La quatrième question principale porte sur la détermination de la rapidité du mouvement local, non par rapport à l’effet comme pour les trois autres mouvements, mais par rapport à la cause. Dans son argumentation l’auteur s’appuie largement sur le traité de Bradwardine. Ainsi, parmi les trois positions envisagées, l’auteur précise que les deux premières ont été suffisamment réfutées par Adam Pipewell dans un traité qui n’a pas été retrouvé et par Thomas Bradwardine dans son Tractatus proportionum, si bien qu’il ne s’y attarde pas. Quant à la troisième position à laquelle il se rallie, c’est la loi de Bradwardine.
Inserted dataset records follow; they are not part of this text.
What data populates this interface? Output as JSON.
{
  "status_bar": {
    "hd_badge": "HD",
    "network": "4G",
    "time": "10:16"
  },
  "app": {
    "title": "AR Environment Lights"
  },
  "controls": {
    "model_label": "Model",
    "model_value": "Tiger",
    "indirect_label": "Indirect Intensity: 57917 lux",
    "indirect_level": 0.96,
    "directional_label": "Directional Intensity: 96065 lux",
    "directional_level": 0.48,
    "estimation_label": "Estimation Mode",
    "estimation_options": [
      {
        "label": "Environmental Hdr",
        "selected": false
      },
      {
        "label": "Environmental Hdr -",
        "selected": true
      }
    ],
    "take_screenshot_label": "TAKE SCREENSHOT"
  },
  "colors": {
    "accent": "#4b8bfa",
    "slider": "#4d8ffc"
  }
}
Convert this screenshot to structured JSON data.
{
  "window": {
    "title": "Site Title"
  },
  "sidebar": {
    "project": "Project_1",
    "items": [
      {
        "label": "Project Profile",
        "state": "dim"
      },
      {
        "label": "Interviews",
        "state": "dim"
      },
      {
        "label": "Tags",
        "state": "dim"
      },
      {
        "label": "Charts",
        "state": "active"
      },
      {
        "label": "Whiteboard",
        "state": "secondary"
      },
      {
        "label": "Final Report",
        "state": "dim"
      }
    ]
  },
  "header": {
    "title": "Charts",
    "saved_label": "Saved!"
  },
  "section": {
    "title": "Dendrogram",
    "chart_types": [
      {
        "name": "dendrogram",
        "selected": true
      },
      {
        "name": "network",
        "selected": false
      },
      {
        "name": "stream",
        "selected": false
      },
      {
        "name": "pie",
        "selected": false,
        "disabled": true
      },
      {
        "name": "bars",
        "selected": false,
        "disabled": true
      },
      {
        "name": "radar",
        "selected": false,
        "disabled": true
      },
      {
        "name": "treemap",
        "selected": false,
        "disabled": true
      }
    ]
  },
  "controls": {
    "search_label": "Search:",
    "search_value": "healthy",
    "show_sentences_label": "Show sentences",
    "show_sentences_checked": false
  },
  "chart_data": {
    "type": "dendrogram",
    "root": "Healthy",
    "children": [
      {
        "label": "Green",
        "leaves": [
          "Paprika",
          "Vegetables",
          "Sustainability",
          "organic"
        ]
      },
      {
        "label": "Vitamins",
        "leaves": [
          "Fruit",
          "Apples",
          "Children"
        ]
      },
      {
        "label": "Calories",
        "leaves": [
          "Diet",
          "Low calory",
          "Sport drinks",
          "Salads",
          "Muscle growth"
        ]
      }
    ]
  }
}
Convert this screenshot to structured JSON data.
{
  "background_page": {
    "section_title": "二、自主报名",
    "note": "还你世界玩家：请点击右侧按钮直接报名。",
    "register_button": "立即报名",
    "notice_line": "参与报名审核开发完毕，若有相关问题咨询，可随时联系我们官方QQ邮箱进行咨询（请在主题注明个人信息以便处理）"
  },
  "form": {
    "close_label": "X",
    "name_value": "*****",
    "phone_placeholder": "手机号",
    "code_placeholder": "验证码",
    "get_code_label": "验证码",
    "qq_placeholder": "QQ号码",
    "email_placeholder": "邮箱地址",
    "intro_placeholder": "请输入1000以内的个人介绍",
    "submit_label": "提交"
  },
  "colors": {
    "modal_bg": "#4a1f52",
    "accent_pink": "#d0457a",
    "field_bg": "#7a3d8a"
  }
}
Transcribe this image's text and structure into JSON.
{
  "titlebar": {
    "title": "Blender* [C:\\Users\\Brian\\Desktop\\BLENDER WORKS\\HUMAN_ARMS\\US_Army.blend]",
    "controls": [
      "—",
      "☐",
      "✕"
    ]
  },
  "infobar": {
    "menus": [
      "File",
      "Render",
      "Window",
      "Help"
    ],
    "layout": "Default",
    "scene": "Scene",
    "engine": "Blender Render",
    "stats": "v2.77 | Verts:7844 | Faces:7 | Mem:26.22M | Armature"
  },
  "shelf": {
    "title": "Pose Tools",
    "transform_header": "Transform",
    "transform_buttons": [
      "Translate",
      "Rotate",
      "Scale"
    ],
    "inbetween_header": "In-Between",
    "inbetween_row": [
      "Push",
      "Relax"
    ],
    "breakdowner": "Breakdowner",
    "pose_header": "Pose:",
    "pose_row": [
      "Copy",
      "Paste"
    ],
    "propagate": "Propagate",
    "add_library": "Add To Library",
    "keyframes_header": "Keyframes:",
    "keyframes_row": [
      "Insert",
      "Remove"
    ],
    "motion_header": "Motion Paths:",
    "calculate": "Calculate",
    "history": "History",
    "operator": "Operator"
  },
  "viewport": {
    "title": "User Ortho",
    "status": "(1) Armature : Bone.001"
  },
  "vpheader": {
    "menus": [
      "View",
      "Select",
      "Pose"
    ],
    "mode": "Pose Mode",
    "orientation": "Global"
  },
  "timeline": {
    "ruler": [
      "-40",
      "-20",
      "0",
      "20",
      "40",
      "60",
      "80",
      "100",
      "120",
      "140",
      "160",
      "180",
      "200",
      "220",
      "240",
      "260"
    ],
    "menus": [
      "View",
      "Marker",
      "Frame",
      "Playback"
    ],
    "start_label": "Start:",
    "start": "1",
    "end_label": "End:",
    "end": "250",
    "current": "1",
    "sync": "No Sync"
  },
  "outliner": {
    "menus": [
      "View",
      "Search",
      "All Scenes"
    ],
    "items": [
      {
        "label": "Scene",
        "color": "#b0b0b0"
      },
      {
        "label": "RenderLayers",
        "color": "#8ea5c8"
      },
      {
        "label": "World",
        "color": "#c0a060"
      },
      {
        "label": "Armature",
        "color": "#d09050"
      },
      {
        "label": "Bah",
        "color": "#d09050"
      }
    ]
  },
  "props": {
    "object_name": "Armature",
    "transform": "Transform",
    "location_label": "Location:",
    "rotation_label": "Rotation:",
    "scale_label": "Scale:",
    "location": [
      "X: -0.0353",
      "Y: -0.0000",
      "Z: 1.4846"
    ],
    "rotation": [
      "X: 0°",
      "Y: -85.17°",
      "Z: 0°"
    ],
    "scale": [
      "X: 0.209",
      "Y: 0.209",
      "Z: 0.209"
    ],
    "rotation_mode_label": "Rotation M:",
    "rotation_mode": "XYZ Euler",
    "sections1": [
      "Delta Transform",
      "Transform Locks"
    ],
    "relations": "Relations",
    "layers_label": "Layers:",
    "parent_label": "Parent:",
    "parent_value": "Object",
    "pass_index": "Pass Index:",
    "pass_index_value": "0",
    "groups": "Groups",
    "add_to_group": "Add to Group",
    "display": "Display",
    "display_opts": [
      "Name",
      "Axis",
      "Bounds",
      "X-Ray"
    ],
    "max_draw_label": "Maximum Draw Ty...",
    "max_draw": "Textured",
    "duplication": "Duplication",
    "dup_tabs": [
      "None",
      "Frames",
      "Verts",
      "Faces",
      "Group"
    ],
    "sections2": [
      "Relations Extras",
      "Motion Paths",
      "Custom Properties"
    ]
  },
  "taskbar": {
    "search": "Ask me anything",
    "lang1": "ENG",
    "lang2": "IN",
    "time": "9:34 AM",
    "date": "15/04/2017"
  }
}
Comme on l’a dit plus haut, la discussion de cette question principale est différente de celles des trois autres, puisque les inconvénients qui sont donnés, puis réfutés, concernent seulement la troisième position, sous la forme de trois séries de six. Dans plusieurs cas les preuves sont clairement insuffisantes et signalées comme telles par S. R-T. Quant aux trois articles qui suivent, ils portent là encore sur des questions discutées à l’époque. Le premier demande s’il existe une cause unique à l’accélération du mouvement de chute d’un corps lourd, et l’auteur considère qu’en plus de la diminution de la résistance du milieu qui serait la cause principale, cinq causes secondaires peuvent, selon les cas, être envisagées, position qui est proche de celle d’Adam Pipewell et de Richard Kilvington. Le second article porte sur la détermination de la rapidité du mouvement de rotation de la sphère. Plusieurs positions sont discutées dont celle de Gérard de Bruxelles selon laquelle cette rapidité est mesurée par l’espace linéaire parcouru par le milieu du rayon, ce que ne retient pas l’auteur qui considère, en suivant Bradwardine, que la détermination de la rapidité en question doit se faire par l’espace parcouru par le point mû le plus rapidement. Enfin l’objet du troisième article est la discussion du fameux théorème du degré moyen selon lequel tout mouvement uniformément difforme selon l’extension et commençant au non-degré est équivalent à un mouvement uniforme au degré moyen, par une équivalence prise au sens de l’égalité des distances parcourues dans le même temps. Les six inconvénients qui suivent résultent prétendument du théorème et sont suivis des six réfutations correspondantes.

L’introduction se termine par une description détaillée de la méthode suivie pour l’établissement du stemma, ce qui est particulièrement difficile du fait du nombre des manuscrits.

L’édition proprement dite, qui suit, s’appuie sur ce stemma pour prendre en compte tous les manuscrits, et présente ainsi un très abondant apparat critique.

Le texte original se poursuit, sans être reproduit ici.